As the spring semester commences, I want to reflect on the end of my first semester, particularly on final exams. For the first — and final — time, I returned to campus after winter break for one-and-a-half weeks of reading period, followed by another week and a half of final exams.
During reading period, I became overwhelmed, not by anxiety over my study schedule or my performances on finals themselves, but rather by ennui. Spending most of my time studying, even if my studying itself proved productive, felt unsatisfying. No, it was not the material I was studying that lost my interest, but the very notion of studying for days on end in the first place.
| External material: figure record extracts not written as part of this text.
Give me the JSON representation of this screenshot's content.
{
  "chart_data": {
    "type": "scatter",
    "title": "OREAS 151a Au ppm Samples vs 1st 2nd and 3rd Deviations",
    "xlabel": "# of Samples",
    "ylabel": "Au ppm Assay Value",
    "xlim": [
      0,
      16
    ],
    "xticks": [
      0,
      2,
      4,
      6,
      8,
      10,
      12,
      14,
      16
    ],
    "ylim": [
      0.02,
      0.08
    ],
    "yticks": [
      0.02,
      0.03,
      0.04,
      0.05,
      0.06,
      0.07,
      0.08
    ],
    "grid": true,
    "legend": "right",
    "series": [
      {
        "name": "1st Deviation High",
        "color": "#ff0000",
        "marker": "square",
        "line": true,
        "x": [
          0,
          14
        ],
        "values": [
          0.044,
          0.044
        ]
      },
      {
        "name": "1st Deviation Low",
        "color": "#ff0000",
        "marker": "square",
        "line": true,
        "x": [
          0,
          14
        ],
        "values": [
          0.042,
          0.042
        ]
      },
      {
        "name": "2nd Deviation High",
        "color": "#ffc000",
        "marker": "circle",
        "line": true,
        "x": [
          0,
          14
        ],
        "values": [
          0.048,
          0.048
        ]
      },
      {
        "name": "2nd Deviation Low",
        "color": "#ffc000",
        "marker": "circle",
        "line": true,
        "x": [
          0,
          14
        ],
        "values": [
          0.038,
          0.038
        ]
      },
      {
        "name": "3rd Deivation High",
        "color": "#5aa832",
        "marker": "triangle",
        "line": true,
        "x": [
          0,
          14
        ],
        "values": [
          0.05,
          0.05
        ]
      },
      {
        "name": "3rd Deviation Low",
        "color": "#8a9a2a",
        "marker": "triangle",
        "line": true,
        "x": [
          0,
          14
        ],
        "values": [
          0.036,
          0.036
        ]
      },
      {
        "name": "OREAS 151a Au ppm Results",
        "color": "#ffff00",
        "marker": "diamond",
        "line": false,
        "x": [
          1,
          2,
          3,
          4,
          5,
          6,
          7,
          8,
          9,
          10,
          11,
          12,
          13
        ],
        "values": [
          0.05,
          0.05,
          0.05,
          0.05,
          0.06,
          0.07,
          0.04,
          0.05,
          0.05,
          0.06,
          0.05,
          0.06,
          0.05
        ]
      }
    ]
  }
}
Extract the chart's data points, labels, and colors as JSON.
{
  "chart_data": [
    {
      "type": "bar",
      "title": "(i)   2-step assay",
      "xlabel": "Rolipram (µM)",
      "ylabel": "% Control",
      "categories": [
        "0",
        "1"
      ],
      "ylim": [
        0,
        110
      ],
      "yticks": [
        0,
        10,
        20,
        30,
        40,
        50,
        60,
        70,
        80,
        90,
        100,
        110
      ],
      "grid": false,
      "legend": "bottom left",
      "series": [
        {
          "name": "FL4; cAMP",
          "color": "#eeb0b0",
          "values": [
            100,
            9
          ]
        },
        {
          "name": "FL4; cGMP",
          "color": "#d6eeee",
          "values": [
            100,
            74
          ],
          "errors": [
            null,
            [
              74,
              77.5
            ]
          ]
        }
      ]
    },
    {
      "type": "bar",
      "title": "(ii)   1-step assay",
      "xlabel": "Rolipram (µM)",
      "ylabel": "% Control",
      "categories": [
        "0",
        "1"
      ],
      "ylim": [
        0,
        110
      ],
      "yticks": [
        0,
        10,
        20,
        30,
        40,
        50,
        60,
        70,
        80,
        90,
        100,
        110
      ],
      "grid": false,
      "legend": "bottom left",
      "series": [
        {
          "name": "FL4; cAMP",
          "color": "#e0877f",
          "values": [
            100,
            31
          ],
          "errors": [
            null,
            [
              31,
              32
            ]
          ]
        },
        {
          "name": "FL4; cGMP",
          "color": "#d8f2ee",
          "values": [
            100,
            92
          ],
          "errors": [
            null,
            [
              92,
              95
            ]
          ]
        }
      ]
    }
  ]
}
As with everyone in my class, taking finals for the first time posed a challenge. The experience, however, was particularly new to me. This last semester was the first time I have ever had a final exam week.
My high school — and, for that matter, my entire grade school — espoused progressive education, emphasizing kinesthetic experience above tests, grades, or numbers. The basic principle guiding my high school was that students, as leaders of their own education, should learn to think laterally and appreciate diverse perspectives on each topic, rather than studying rotely (hence the motto, “Learn to Think”).
Generally, class participation became as important — if not more so — than papers or tests, even in STEM classes. One’s ability to ask and answer questions that require piecing together content — which can be measured in class — was valued as equal to one’s ability to master each individual topic as demonstrated in a written assessment.
Now, I am deeply indebted to such focus on learning how to analyze information deeply. It has made me more capable of writing, participating in discussion, and problem-solving. My progressive education has made me curious and skeptical, always questioning the authority of unproven statements. Most importantly, though, this education has made me love learning.
This education, however, failed spectacularly in preparing me for final exams.
Until my arrival at Princeton, the only timed tests I had ever taken were SATs, APs, and the tests from the two math classes I enrolled in at a university. While these tests were technically midterms and finals, they occurred several weeks before the mid- and endpoints of my high school’s semesters, so they did not require additional study after I finished the coursework.
Teachers at my high school, who were granted the freedom to structure their own curricula, assigned untimed tests on an irregular basis, if at all. The semesters either ended abruptly, simply continuing the normal pace of learning material until vacation commenced, or else proceeded with forays into advanced topics if the teacher finished the curriculum early.
I lost a sense of purpose when learning transitioned to studying. Reviewing practice problems and memorizing formulas lacked the free creative expression that made problem sets and papers appealing. The additional pressure of the impending finals masked any remaining pleasure in learning for me.
I realize, however, that my dissatisfaction during reading period was largely my own fault. After experiencing finals for the first time, I now know that I should not let time limits or grade percentages distract me in any way from appreciating the beauty of the problems asked on the finals themselves. Practice problems can still be pleasurable to solve, too, if we do not allow the fact that they are for practice obscure such pleasure.
My great discovery of my first semester of college, thus, has been that nothing should impede learning for the sake of learning, not even finals.